Les mineurs effectuaient de très durs travaux. En sortant, ils ne se contentaient guère d’un verre de vin en mangeant au bistrot. C’était souvent la bouteille entière qu’il leur fallait. Ils en emportaient de plus une ou deux, lorsqu’ils repartaient affronter les insupportables températures de la fonderie à l’usine.
Il y avait même quelques énergumènes au gosier particulièrement sec qui sifflaient en mangeant non seulement leur bouteille de vin rouge, mais aussi leur chopine d’eau-de-vie blanche pour "consoler" leur café.
L’eau minérale au café, nous n’en eûmes jamais. celle de la pompe suffisait largement pour "mouiller le pastis". L’eau de Seltz avec ses jolis siphons bleus ou roses giclait quant à elle d’un coup dans les verres des amateurs de Suze, de Clacquesin ou de Picon. En ce temps, là on servait une barrique de de cent dix litres de vin rouge qui était uniquement vendu au comptoir. cela représentait au moins huit cents verres servis dans la journée !
Il y avait aussi les amoureux à bicyclette qui s’arrêtaient là pour se rafraîchir sous la tonnelle avec un diabolo menthe, une canette de bière, un soda ou encore un panaché. Ses amis, il y avait Pibale le Bordelais, Arendo, Cekom, ainsi surnommé parce qu’il interrompait sans cesse son interlocuteur en lui disant "C’est comme moi !"...
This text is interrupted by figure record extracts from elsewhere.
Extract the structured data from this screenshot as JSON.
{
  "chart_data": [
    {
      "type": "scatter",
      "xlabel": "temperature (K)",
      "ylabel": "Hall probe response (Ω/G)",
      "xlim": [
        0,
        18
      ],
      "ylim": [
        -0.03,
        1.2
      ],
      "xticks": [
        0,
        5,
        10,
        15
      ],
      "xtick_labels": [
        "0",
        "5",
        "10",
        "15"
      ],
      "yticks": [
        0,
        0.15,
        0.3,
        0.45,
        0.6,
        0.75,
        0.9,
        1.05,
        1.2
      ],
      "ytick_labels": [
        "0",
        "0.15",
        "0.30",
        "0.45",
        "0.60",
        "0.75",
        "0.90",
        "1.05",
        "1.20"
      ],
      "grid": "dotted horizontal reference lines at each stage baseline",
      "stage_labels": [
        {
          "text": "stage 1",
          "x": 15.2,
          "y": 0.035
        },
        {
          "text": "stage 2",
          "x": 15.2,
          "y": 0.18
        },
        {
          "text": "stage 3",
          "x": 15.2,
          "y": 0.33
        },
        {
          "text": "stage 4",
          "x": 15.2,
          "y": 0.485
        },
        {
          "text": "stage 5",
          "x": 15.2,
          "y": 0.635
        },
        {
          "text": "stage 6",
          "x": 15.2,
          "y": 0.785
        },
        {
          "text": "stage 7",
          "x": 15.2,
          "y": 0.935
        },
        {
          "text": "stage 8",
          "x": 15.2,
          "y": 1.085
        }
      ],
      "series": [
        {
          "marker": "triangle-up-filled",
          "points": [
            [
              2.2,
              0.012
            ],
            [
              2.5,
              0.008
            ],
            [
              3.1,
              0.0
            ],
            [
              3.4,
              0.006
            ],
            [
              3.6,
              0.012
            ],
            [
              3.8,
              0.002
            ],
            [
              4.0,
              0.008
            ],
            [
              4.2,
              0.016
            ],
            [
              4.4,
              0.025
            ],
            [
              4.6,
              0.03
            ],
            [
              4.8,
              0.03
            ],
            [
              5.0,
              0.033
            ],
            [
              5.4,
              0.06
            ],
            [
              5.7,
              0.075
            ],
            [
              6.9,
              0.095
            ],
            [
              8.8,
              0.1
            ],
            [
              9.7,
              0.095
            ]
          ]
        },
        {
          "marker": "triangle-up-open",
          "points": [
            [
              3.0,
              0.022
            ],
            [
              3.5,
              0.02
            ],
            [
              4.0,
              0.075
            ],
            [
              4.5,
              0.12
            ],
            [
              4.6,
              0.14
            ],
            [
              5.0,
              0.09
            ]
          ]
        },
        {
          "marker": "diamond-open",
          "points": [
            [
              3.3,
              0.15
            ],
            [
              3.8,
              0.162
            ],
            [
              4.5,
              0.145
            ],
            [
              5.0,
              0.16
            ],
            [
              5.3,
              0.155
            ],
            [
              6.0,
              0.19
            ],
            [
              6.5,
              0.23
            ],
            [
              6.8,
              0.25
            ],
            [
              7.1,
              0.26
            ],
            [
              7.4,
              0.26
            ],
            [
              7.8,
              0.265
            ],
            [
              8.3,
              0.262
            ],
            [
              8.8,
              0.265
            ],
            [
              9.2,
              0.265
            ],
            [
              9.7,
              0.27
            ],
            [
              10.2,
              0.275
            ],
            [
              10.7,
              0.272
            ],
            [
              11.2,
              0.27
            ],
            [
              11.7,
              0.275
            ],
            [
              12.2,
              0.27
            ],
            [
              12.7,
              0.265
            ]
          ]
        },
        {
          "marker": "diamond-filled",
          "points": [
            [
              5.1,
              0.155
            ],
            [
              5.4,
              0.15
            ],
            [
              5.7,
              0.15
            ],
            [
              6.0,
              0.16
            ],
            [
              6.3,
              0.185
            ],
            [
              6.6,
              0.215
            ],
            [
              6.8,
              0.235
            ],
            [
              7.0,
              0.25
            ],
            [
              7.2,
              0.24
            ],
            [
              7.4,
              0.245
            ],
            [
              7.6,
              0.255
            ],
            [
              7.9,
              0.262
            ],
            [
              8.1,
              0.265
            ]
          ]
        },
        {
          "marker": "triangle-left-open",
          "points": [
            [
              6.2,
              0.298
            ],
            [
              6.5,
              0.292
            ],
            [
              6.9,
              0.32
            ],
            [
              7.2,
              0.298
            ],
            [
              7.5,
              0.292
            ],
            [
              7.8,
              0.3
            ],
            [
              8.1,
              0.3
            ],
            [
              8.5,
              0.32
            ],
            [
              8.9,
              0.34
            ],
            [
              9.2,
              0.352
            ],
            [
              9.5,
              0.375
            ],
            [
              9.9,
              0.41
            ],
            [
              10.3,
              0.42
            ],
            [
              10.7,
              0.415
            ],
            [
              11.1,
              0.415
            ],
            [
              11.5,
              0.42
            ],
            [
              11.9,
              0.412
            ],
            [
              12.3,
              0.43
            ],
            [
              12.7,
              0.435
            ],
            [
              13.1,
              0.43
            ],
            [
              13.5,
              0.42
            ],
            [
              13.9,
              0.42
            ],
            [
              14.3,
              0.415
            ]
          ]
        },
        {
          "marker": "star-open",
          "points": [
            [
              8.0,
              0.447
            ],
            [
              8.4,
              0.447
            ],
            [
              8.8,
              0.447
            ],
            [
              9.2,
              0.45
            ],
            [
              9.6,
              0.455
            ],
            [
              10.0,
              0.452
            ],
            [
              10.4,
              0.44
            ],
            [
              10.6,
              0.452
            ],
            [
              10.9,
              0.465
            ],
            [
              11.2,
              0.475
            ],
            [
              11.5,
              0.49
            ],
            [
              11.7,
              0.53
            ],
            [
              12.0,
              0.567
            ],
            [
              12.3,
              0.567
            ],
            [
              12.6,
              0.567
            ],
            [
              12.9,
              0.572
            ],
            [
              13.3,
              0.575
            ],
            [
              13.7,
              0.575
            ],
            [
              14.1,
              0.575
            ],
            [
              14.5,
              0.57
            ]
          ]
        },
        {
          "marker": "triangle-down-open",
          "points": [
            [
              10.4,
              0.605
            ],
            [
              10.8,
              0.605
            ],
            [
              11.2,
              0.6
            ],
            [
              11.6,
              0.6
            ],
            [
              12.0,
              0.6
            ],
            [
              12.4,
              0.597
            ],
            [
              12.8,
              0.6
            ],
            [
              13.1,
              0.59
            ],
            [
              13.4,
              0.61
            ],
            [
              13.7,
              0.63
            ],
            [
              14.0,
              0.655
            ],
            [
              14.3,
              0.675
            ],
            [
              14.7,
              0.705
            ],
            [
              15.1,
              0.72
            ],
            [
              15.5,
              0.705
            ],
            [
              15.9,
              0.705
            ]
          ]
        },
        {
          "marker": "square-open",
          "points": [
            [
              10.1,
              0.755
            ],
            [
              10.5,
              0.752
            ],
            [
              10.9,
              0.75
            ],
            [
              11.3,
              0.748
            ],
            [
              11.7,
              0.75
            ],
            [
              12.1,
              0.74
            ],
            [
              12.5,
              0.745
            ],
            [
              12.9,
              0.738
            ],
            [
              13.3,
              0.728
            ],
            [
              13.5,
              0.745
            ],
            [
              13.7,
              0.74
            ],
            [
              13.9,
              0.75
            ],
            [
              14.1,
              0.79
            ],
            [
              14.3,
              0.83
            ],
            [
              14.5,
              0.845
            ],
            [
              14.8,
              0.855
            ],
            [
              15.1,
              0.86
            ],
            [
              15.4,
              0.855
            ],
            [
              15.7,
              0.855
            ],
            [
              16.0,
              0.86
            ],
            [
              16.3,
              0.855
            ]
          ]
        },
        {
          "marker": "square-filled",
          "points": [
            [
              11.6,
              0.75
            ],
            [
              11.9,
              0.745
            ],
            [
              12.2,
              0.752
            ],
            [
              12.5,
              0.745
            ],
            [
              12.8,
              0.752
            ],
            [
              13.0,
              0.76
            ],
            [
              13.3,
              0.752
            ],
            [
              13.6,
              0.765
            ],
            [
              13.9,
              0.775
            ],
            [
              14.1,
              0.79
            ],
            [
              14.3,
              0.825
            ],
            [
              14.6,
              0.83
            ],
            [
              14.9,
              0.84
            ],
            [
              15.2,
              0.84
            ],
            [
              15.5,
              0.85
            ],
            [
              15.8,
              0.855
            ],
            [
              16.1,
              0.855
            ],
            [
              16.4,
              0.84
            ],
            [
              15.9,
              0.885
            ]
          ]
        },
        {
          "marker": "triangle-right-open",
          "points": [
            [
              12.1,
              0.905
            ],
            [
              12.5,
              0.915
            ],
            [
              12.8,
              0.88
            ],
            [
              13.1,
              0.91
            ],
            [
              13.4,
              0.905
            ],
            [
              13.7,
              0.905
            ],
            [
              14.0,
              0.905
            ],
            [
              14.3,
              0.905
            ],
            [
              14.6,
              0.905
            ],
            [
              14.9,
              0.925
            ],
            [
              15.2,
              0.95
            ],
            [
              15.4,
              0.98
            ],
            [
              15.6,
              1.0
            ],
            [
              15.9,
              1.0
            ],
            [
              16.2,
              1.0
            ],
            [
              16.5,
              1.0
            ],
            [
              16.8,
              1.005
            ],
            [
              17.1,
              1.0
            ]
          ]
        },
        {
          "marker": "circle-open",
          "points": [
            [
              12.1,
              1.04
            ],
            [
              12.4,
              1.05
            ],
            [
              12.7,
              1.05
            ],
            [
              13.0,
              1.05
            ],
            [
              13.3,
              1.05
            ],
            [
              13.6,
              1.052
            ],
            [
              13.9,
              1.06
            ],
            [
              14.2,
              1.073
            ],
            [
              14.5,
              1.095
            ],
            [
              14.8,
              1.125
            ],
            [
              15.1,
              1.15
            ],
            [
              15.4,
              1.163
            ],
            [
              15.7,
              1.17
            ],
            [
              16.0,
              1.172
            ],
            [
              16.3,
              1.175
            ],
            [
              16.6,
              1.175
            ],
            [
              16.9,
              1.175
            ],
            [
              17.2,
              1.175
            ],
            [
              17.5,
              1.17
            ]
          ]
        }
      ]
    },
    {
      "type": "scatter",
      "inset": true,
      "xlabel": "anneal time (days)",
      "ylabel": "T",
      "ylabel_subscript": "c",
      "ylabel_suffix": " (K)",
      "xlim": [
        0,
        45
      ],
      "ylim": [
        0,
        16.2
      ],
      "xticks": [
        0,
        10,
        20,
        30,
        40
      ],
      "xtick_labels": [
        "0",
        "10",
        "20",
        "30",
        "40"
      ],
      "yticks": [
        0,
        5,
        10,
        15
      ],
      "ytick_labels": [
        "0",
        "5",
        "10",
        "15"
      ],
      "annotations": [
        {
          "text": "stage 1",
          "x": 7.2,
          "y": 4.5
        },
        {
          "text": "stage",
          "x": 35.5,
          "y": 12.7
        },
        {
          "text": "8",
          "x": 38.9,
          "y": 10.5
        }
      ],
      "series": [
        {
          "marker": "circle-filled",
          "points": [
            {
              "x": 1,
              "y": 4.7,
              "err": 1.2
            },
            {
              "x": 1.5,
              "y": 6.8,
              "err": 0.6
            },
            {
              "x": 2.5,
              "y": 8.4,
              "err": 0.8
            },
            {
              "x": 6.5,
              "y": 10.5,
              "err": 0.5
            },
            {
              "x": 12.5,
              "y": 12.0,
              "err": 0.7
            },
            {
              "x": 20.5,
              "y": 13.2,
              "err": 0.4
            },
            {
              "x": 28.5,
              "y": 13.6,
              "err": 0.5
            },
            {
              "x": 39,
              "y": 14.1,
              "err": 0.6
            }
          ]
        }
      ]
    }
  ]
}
Nous écoutions bon gré mal gré les interminables litanies de La Sardine, si petit et si maigrichon, celles de Camembert - parce qu’il en mangeait un par jour -, ou de Ficelle - parce qu’il en avait plein les poches et qu’il faisait des démonstrations de noeuds de marin aux clients épatés. il y avait aussi la Châtaigne, toujours prêt à en découdre avec le premier qui le contredisait.
L’avocat, un moulin à paroles ou encore Poulet un ancien Rugbyman qui pesait cent-dix kilos et avalait six oeufs au plat et six tranches de jambon tous les matins, avant de pointer à cinq heures à l’usine. Il y avait aussi Picon parce qu’il en buvait dix à quinze par jour avant qu’on ne l’enferme chez les fous à l’asile de Montauban.
Il y avait aussi deux frères, des Polonais qui se démolissaient consciencieusement le portrait, on les appelait Boum et Paf. Ils tournaient à la gnôle. ils ont mal finis, le premier Boum est partit un jour à l’asile de fous, d’où il ne revint jamais. Son frère Michel, ne sachant plus sur qui taper désormais, dépérit tant qu’il en mourut aussi, après avoir absorbé une bouteille de "schnaps" au goulot.
Le long du comptoir, la convivialité s’installait vite. tant de gens ont tant de choses à s’y raconter ! Bien sûr, on y boit aussi, au café, ça fait parti du plaisir. C’est tellement plus agréable de déguster son pastis, sa bière, son mandarin entre copains.
Il n’était pas rare que les mamans envoient leurs rejetons rappeler à leur papa qu’il avait un foyer où il était attendu. C’était souvent le benjamin qui venait tirer son père par la jambe de son bleu de travail était plus ou moins bien reçu.
Souvent plutôt moins que plus... "Va dire à ta maman qu’elle m’emmerde !" ou "Dis à ta mère que celui qui commande, c’est encore moi !" ou bien "Dis à la vieille que si elle continue à me "tartir", elle peut retourner chez sa mère." Le père prenait alors ses copains hilares à témoin : "Ah ! ces femmes."